Response playbook if infection is suspected

Immediate actions

1. Isolate the device from networks to cut the VNC channel.
2. Capture a screen recording of the recents view, then power cycle.
3. Boot into Safe Mode, which disables third-party apps, and uninstall the suspicious package from Settings, Apps.
4. Reboot normally, then revoke any lingering Accessibility permissions for apps that do not need them.
5. Reset the device lock method, and rotate credentials that were accessed during the exposure window.

Network and endpoint indicators

Blocklists change quickly, so treat these as starting points at the time of writing:

Tip: on managed fleets, create a detection that flags any app that both requests Accessibility Service privileges and opens a persistent foreground service while pinning itself in recents.

Prevention and detection ideas for teams

• Tighten sideloading: disable installation from unknown sources on production devices, grant time-boxed exceptions only for validated test builds.
• Guard Accessibility Services: require justification and review for apps that request Accessibility privileges, then audit for unusual event volumes or click automation.
• Harden against overlays: enable settings that warn when an app draws over others, and train help desk staff to ask about grayed or untappable buttons during removal attempts.
• Leverage built-in protection: devices with Google Play Services typically include Play Protect by default, which helps block known malware families; keep it active and up to date.
• Hunt for AI-in-the-loop behavior: look for repeated cycles of Accessibility actions interleaved with short network bursts to an AI endpoint, followed by more UI actions.

Common pitfalls: legitimate accessibility tools can resemble automation malware, so pair alerts with behavioral thresholds and human review.

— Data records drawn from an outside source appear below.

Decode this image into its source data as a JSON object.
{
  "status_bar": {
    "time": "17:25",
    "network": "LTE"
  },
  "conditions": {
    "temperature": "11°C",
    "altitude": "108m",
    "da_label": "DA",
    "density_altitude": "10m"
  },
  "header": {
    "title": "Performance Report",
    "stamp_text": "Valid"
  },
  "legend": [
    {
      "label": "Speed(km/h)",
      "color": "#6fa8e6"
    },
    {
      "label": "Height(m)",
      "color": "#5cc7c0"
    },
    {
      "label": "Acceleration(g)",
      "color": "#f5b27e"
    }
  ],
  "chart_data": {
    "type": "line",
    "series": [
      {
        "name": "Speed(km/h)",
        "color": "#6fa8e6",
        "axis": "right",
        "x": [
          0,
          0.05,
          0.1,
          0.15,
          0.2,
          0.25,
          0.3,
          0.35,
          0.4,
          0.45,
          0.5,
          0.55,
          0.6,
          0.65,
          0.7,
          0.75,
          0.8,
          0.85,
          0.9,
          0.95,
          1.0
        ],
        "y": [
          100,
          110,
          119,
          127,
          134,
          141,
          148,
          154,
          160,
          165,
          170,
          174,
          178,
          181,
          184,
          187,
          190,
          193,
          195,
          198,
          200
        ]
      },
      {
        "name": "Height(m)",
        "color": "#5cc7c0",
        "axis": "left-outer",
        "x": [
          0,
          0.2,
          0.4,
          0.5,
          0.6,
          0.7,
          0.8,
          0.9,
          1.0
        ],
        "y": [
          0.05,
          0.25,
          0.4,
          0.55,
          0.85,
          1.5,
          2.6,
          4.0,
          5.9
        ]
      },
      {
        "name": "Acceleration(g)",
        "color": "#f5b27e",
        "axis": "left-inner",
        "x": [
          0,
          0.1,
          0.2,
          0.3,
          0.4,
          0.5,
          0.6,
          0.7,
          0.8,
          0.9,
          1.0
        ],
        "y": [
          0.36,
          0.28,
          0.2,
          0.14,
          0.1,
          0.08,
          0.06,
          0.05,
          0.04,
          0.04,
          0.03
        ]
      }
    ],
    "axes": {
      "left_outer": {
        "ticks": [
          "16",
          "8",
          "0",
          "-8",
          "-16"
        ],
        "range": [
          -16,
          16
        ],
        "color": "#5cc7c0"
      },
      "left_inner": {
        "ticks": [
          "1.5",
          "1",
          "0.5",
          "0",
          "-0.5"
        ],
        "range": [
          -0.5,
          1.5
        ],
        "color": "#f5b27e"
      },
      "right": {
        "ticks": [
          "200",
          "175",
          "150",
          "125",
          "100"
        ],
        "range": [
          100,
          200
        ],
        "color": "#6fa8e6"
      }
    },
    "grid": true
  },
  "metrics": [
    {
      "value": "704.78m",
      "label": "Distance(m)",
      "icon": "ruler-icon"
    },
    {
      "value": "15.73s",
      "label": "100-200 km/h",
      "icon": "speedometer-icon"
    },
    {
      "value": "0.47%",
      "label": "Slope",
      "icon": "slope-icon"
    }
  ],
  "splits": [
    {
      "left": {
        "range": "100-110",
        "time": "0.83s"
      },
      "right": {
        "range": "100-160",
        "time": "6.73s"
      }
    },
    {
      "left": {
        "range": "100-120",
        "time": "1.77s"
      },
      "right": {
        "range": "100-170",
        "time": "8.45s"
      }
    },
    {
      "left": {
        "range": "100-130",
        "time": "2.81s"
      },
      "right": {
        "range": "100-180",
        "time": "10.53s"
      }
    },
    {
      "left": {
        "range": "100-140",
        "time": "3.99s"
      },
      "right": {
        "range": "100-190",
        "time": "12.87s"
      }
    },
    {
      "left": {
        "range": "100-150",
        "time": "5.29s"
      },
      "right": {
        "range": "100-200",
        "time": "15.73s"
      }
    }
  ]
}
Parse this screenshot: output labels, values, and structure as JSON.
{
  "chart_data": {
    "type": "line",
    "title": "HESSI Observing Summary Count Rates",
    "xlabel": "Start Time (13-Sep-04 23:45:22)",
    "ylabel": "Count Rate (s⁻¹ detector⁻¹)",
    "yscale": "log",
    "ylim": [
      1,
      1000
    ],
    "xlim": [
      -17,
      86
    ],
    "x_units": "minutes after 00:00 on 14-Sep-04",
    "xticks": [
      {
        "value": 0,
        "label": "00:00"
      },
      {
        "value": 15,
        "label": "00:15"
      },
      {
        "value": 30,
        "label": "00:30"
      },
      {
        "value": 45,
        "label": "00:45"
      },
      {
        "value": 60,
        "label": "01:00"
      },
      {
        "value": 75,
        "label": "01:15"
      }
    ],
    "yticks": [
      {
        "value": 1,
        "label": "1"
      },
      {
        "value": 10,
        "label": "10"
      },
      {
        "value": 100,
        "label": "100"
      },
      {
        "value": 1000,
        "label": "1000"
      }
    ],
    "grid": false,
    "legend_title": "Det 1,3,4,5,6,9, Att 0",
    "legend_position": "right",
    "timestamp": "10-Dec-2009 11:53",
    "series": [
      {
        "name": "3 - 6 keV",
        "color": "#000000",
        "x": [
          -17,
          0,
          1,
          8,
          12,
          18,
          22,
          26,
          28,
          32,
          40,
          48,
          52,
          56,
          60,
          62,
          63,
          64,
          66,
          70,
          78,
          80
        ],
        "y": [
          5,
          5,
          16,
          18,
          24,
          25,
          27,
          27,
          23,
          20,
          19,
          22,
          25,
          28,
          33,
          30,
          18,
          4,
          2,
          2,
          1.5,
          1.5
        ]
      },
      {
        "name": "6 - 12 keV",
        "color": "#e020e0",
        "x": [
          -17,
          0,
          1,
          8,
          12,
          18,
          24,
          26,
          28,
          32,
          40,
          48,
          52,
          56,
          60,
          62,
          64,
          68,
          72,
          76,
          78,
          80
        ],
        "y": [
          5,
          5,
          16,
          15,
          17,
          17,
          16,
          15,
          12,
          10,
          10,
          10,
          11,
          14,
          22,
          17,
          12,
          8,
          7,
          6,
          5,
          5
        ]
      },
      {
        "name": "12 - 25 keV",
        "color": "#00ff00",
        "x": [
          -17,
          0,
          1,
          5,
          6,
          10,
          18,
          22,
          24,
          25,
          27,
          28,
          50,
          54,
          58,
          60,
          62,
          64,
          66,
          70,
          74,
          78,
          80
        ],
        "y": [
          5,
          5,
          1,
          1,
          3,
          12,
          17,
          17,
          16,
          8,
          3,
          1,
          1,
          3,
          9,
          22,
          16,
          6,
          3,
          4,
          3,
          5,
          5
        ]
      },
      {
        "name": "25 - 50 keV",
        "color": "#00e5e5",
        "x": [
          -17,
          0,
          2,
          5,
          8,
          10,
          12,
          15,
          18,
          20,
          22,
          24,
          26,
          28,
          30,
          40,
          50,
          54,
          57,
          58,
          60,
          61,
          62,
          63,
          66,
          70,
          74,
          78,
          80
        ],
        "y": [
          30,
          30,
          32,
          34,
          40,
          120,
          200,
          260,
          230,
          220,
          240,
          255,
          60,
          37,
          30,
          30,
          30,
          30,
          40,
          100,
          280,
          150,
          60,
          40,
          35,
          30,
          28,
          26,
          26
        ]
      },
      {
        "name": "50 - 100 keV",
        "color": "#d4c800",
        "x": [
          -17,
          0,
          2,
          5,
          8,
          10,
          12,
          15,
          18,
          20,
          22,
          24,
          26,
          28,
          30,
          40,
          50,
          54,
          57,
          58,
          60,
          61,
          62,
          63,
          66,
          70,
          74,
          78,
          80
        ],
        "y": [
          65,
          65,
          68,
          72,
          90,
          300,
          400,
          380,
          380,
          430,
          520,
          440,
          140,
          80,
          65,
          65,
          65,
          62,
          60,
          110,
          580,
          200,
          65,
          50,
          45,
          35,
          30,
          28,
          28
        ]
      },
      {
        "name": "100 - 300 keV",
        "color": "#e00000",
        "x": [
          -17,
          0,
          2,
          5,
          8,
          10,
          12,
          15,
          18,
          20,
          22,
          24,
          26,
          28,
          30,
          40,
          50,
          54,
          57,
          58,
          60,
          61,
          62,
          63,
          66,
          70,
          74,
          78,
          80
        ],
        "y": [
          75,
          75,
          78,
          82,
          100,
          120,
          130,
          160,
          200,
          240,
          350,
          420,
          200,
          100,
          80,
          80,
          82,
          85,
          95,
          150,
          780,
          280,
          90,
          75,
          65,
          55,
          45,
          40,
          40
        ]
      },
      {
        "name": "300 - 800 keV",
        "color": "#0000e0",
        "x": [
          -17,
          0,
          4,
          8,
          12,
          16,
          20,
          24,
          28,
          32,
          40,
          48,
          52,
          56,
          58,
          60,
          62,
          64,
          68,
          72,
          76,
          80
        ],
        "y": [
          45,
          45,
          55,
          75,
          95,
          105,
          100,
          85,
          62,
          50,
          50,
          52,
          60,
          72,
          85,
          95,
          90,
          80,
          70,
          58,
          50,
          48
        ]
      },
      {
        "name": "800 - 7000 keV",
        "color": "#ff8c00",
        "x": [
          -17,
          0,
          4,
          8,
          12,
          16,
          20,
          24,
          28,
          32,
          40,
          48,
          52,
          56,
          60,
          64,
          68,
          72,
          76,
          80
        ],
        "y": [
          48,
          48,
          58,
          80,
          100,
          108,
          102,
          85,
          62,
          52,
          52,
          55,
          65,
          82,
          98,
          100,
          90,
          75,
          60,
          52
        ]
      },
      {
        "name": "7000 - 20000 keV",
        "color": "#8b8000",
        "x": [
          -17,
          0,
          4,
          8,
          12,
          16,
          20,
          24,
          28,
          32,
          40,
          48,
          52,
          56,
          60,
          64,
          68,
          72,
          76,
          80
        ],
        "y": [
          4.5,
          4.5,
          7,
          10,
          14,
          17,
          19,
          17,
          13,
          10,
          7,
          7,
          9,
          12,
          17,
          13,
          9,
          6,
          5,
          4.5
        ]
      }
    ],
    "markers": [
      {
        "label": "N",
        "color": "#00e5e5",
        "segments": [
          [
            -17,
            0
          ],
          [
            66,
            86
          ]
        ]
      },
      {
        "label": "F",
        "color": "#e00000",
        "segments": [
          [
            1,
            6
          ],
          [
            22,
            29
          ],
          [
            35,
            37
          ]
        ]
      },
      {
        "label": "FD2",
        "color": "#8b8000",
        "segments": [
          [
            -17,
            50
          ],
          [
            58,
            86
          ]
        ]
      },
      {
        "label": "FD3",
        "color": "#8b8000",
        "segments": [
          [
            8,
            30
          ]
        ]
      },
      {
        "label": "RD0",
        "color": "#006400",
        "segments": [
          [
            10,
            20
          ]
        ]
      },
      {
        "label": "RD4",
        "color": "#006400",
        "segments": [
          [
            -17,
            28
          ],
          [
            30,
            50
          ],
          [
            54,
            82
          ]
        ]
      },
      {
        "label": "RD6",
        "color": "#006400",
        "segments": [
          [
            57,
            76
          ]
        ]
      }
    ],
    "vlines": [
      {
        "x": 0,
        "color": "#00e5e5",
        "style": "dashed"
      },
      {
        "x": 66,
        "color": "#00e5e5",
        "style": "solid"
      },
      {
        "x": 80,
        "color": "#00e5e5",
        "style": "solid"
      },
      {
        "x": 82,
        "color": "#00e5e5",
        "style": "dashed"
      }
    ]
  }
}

Another trap is assuming a static gesture, for example, long press then lock, will identify this threat. The model can adapt the sequence, which means detection should focus on intent patterns, not hardcoded coordinates.

Why AI-choreographed UI attacks matter

Generative models reason about what is on the screen, not where it sits. That single shift gives attackers flexibility across device families and launcher tweaks. Instead of rewriting scripts for each target, an operator can ask the model to navigate from context to goal. The approach is not omnipotent, it depends on reliable Accessibility access and on the model interpreting the screen structure correctly. Still, it reduces the maintenance burden for criminals and widens the set of devices a campaign can handle. Security teams that tune controls around Accessibility, overlays, and unusual recents-lock behavior will catch much of this technique before it evolves further.